Quand le feu de ma propre compassion est presque éteint, il est vite rallumé quand je pense à ces enfants, à l'angoisse de leurs parents qui n'ont rien à leur donner à manger : quelle souffrance !

Or, il y a des possibilités de jouer un rôle : il faut nous assurer que nous connaissons la doctrine sociale et que nous sommes informés au sujet du monde qui nous entoure ; et que ceux que nous éduquons le sont aussi et connaissent l'enseignement de l'Église. Il faut nous assurer que nous encourageons une vraie générosité parmi nos étudiants. Il faut nous assurer que partout où nous pouvons jouer un rôle politique, nous le faisons, que ce soit par lettres, par conversations avec les gens ou autrement. Et il peut aussi y avoir des cas où une action plus directe est possible.

5. L'amour préférentiel des pauvres, comment est-il incorporé à notre prise de décisions au niveau provincial, communautaire et personnel ?

6. L'article 34 des Constitutions peut nous mener très loin. Je vous en rappelle quelques passages :

«Par fidélité au Christ et au Fondateur, nous aimons les pauvres. Bénis de Dieu, ils nous attirent ses faveurs et nous évangélisent.

Nous aimons les lieux et les maisons qui nous font partager leur condition et nous saisissons les occasions de contact avec la réalité de leur vie quotidienne. »

Ces textes de nos Constitutions sont-ils réels pour chacun de nous ? Quel contact réel avons-nous avec les pauvres dans la réalité de leur vie quotidienne ?

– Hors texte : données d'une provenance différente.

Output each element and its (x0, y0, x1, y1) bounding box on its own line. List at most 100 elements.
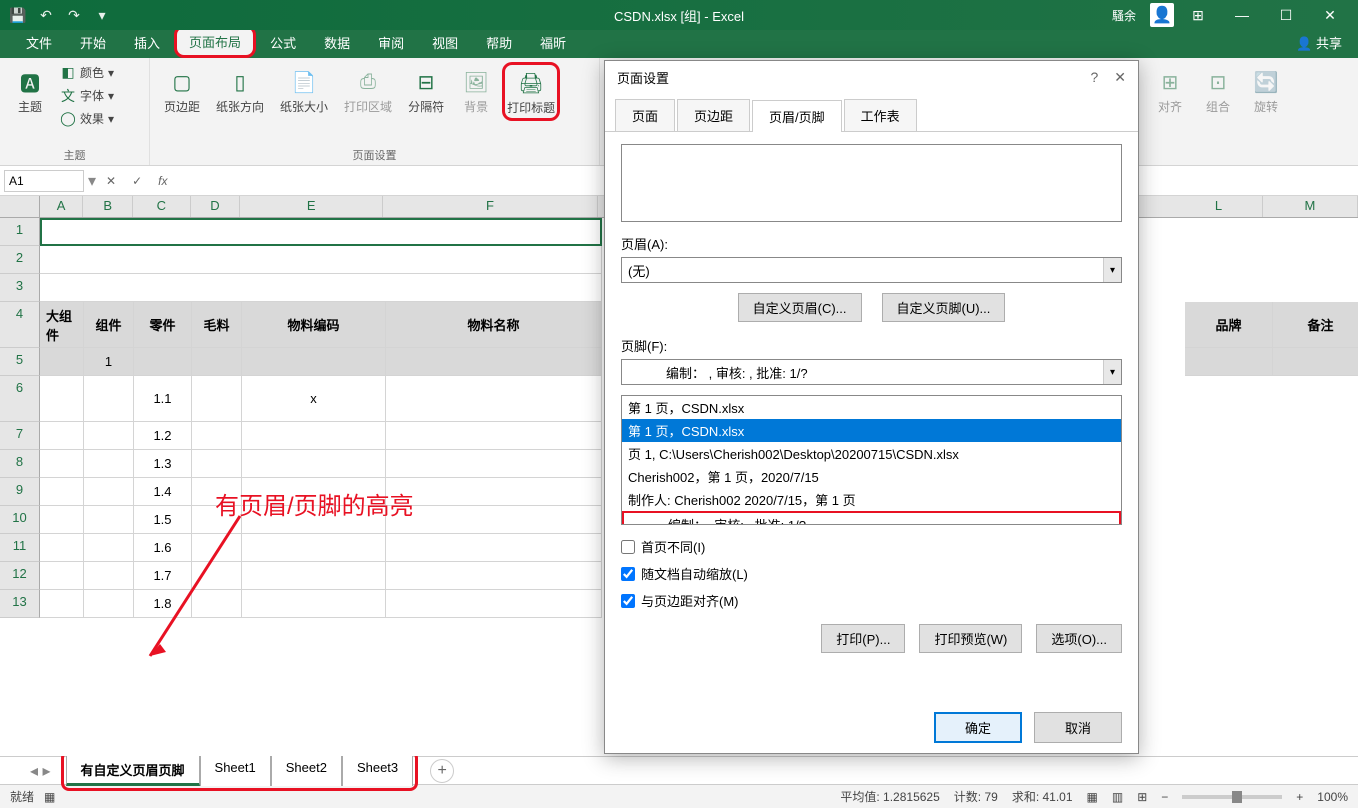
dialog-close-icon[interactable]: ✕ (1114, 69, 1126, 86)
enter-fx-icon[interactable]: ✓ (126, 174, 148, 188)
custom-footer-button[interactable]: 自定义页脚(U)... (882, 293, 1006, 322)
row-header[interactable]: 13 (0, 590, 40, 618)
cancel-fx-icon[interactable]: ✕ (100, 174, 122, 188)
view-normal-icon[interactable]: ▦ (1087, 790, 1098, 804)
row-header[interactable]: 3 (0, 274, 40, 302)
macro-icon[interactable]: ▦ (44, 790, 55, 804)
share-button[interactable]: 👤 共享 (1280, 27, 1358, 58)
row-header[interactable]: 10 (0, 506, 40, 534)
custom-header-button[interactable]: 自定义页眉(C)... (738, 293, 862, 322)
col-header-m[interactable]: M (1263, 196, 1358, 217)
col-header-a[interactable]: A (40, 196, 84, 217)
tab-foxit[interactable]: 福昕 (526, 27, 580, 58)
ok-button[interactable]: 确定 (934, 712, 1022, 743)
tab-view[interactable]: 视图 (418, 27, 472, 58)
tab-review[interactable]: 审阅 (364, 27, 418, 58)
scale-checkbox[interactable] (621, 567, 635, 581)
tab-file[interactable]: 文件 (12, 27, 66, 58)
dialog-tab-margins[interactable]: 页边距 (677, 99, 750, 131)
sheet-tab-3[interactable]: Sheet3 (342, 755, 413, 786)
col-header-e[interactable]: E (240, 196, 383, 217)
col-header-f[interactable]: F (383, 196, 597, 217)
firstpage-checkbox[interactable] (621, 540, 635, 554)
undo-icon[interactable]: ↶ (36, 5, 56, 25)
footer-option-highlighted[interactable]: 编制：, 审核: , 批准: 1/? (622, 511, 1121, 525)
footer-select[interactable]: 编制： , 审核: , 批准: 1/? ▾ (621, 359, 1122, 385)
sheet-nav[interactable]: ◂ ▸ (20, 761, 61, 781)
group-button[interactable]: ⊡组合 (1196, 62, 1240, 119)
align-checkbox[interactable] (621, 594, 635, 608)
footer-option[interactable]: 页 1, C:\Users\Cherish002\Desktop\2020071… (622, 442, 1121, 465)
footer-option[interactable]: Cherish002，第 1 页，2020/7/15 (622, 465, 1121, 488)
row-header[interactable]: 12 (0, 562, 40, 590)
size-button[interactable]: 📄纸张大小 (274, 62, 334, 119)
footer-dropdown[interactable]: 第 1 页，CSDN.xlsx 第 1 页，CSDN.xlsx 页 1, C:\… (621, 395, 1122, 525)
dialog-help-icon[interactable]: ? (1090, 69, 1098, 86)
view-pagebreak-icon[interactable]: ⊞ (1137, 790, 1147, 804)
row-header[interactable]: 4 (0, 302, 40, 348)
row-header[interactable]: 11 (0, 534, 40, 562)
tab-insert[interactable]: 插入 (120, 27, 174, 58)
tab-help[interactable]: 帮助 (472, 27, 526, 58)
options-button[interactable]: 选项(O)... (1036, 624, 1122, 653)
fonts-button[interactable]: 文字体 ▾ (56, 85, 118, 106)
zoom-in-icon[interactable]: + (1296, 790, 1303, 804)
print-titles-button[interactable]: 🖨打印标题 (502, 62, 560, 121)
namebox-dropdown-icon[interactable]: ▾ (88, 171, 96, 191)
row-header[interactable]: 9 (0, 478, 40, 506)
avatar-icon[interactable]: 👤 (1150, 3, 1174, 27)
minimize-icon[interactable]: — (1222, 0, 1262, 30)
header-select[interactable]: (无) ▾ (621, 257, 1122, 283)
row-header[interactable]: 6 (0, 376, 40, 422)
view-layout-icon[interactable]: ▥ (1112, 790, 1123, 804)
close-icon[interactable]: ✕ (1310, 0, 1350, 30)
zoom-slider[interactable] (1182, 795, 1282, 799)
row-header[interactable]: 8 (0, 450, 40, 478)
row-header[interactable]: 2 (0, 246, 40, 274)
print-button[interactable]: 打印(P)... (821, 624, 905, 653)
ribbon-options-icon[interactable]: ⊞ (1178, 0, 1218, 30)
redo-icon[interactable]: ↷ (64, 5, 84, 25)
qat-more-icon[interactable]: ▾ (92, 5, 112, 25)
background-button[interactable]: 🖼背景 (454, 62, 498, 119)
select-all-corner[interactable] (0, 196, 40, 217)
zoom-out-icon[interactable]: − (1161, 790, 1168, 804)
dialog-tab-sheet[interactable]: 工作表 (844, 99, 917, 131)
dialog-tab-page[interactable]: 页面 (615, 99, 675, 131)
tab-home[interactable]: 开始 (66, 27, 120, 58)
footer-option[interactable]: 第 1 页，CSDN.xlsx (622, 396, 1121, 419)
footer-option-selected[interactable]: 第 1 页，CSDN.xlsx (622, 419, 1121, 442)
col-header-d[interactable]: D (191, 196, 241, 217)
breaks-button[interactable]: ⊟分隔符 (402, 62, 450, 119)
add-sheet-button[interactable]: + (430, 759, 454, 783)
print-area-button[interactable]: ⎙打印区域 (338, 62, 398, 119)
sheet-tab-2[interactable]: Sheet2 (271, 755, 342, 786)
zoom-level[interactable]: 100% (1317, 790, 1348, 804)
name-box[interactable]: A1 (4, 170, 84, 192)
orientation-button[interactable]: ▯纸张方向 (210, 62, 270, 119)
maximize-icon[interactable]: ☐ (1266, 0, 1306, 30)
effects-button[interactable]: ◯效果 ▾ (56, 108, 118, 129)
rotate-button[interactable]: 🔄旋转 (1244, 62, 1288, 119)
fx-icon[interactable]: fx (152, 174, 173, 188)
footer-option[interactable]: 制作人: Cherish002 2020/7/15，第 1 页 (622, 488, 1121, 511)
col-header-c[interactable]: C (133, 196, 191, 217)
cells-grid[interactable]: 大组件 组件 零件 毛料 物料编码 物料名称 1 1.1 x 1.2 1.3 1… (40, 218, 602, 618)
cancel-button[interactable]: 取消 (1034, 712, 1122, 743)
tab-formulas[interactable]: 公式 (256, 27, 310, 58)
row-header[interactable]: 1 (0, 218, 40, 246)
colors-button[interactable]: ◧颜色 ▾ (56, 62, 118, 83)
preview-button[interactable]: 打印预览(W) (919, 624, 1022, 653)
margins-button[interactable]: ▢页边距 (158, 62, 206, 119)
dialog-tab-header-footer[interactable]: 页眉/页脚 (752, 100, 842, 132)
align-button[interactable]: ⊞对齐 (1148, 62, 1192, 119)
col-header-b[interactable]: B (83, 196, 133, 217)
col-header-l[interactable]: L (1175, 196, 1262, 217)
save-icon[interactable]: 💾 (8, 5, 28, 25)
row-header[interactable]: 5 (0, 348, 40, 376)
tab-data[interactable]: 数据 (310, 27, 364, 58)
sheet-tab-custom[interactable]: 有自定义页眉页脚 (66, 755, 200, 786)
themes-button[interactable]: 🅰主题 (8, 62, 52, 119)
row-header[interactable]: 7 (0, 422, 40, 450)
sheet-tab-1[interactable]: Sheet1 (200, 755, 271, 786)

7. Notre communauté a-t-elle jamais pensé adopter une famille pauvre ? ou quelques réfugiés ? ou quelques jeunes abandonnés ?

(Je sais qu'il est possible d'accumuler beaucoup de raisons pour dire que tout cela serait difficile, impossible ou même mal considéré. Mais avons-nous sérieusement pensé à une de ces possibilités ? Il se trouve que quelques communautés y ont pensé et l'ont mis en pratique).

                      Fr. Charles Howard, Supérieur général.